RDC: Mobondo, menace “réduite à environ 10%”, selon le ministre Éliézer Ntambwe

Reddition des Mobondo au Kwango en présence d'Eliezer Ntambwe, ministre délégué à la Défense
Reddition des Mobondo au Kwango en présence d'Eliezer Ntambwe, ministre délégué à la Défense

Le gouvernement congolais affirme avoir enregistré “plus de 500” redditions de miliciens Mobondo depuis janvier dans le Grand Bandundu et certaines zones de Kinshasa, dans le cadre d’une stratégie de désarmement et de réinsertion pilotée par le ministre délégué chargé des Anciens Combattants, Éliézer Ntambwe.

Le phénomène Mobondo secoue depuis 2022 les provinces du Kwilu, du Kwango et du Mai-Ndombe ainsi que la commune de Maluku, à Kinshasa. À l’origine, selon le ministre, un conflit foncier entre les communautés Teke et Yaka, qui a dégénéré en violences armées impliquant “des armes militaires et de guerre”, avec des meurtres, des pillages et des déplacements massifs.

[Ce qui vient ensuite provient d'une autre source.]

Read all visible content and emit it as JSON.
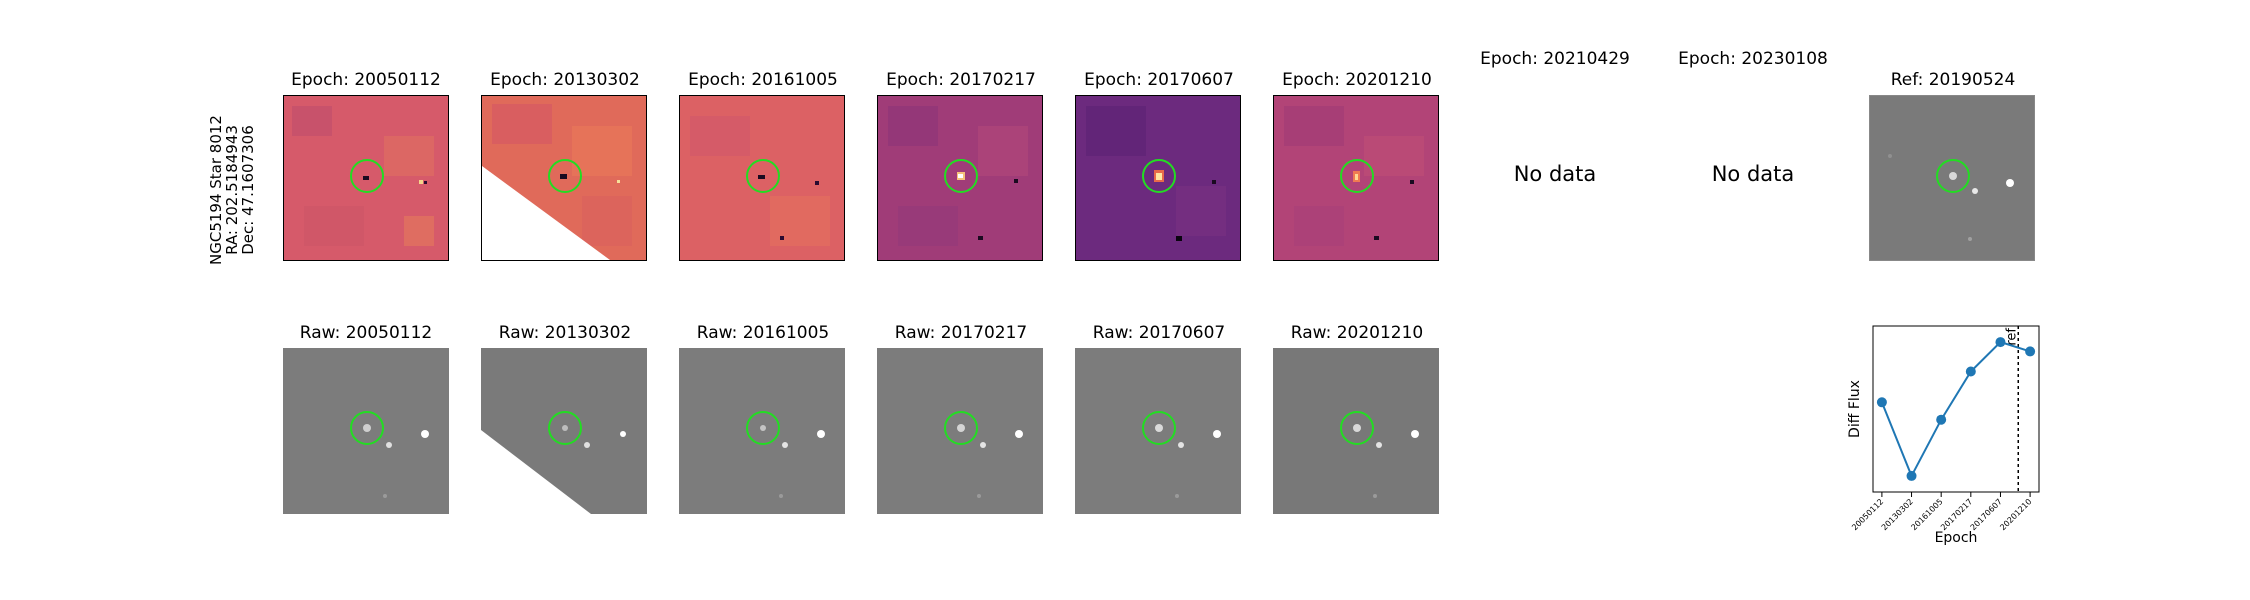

Chargé par le président de la République de superviser ce dossier, Éliézer Ntambwe explique que ses attributions couvrent le désarmement, la démobilisation et la réinsertion des ex-combattants. Depuis janvier, la stratégie mise en œuvre repose sur la sensibilisation, la reddition volontaire et l’orientation des miliciens vers le Service national.

“À ce jour, plus de 500 miliciens se sont rendus et ont été orientés vers le Service national pour y apprendre un métier”, déclare-t-il.

Cette orientation est présentée comme une forme de réinsertion professionnelle. Tous ne seront pas intégrés à la réserve armée : une instance dédiée devra examiner les situations “au cas par cas”, certains pouvant remplir les critères, d’autres non.

Le ministre parle d’une “milice” née d’un conflit intercommunautaire et distingue clairement ce dossier d’une agression extérieure comme celle de l’AFC/M23 à l’est du pays. “Avec les Mobondo, ce sont des Congolais qui s’affrontent entre eux”, affirme-t-il.

Concernant la responsabilité pénale des miliciens rendus, il annonce une “justice transitionnelle”, incluant des principes de vérité, de réconciliation et de non-répétition. “Il ne s’agit pas de justice pénale ordinaire”, précise-t-il, tout en reconnaissant que le conflit a causé “de nombreux décès”, des déplacés “en grand nombre” et d’importantes pertes matérielles. Aucun bilan chiffré n’est avancé à ce stade, certaines zones étant restées inaccessibles “depuis quatre ans”.

Le phénomène aurait été initié par un fermier identifié comme Sadam alias “Faux Yaya”, présenté comme “l’unique leader et initiateur”. Selon le ministre, celui-ci et plusieurs responsables ont été “sortis de brousse”. Les services de sécurité poursuivent des enquêtes sur le financement et les éventuelles implications politiques. Le ministre dit “confirmer partiellement” certaines informations évoquées, tout en indiquant que les investigations sont en cours.

Sur le terrain, les forces armées et la police restent mobilisées pour traquer les éléments qui refusent de se rendre. “La menace n’est pas à zéro, mais elle a fortement diminué : on peut parler d’environ 10% sur 100 aujourd’hui”, affirme Éliézer Ntambwe. Il insiste toutefois : “On ne met pas fin à un conflit, on le régule.”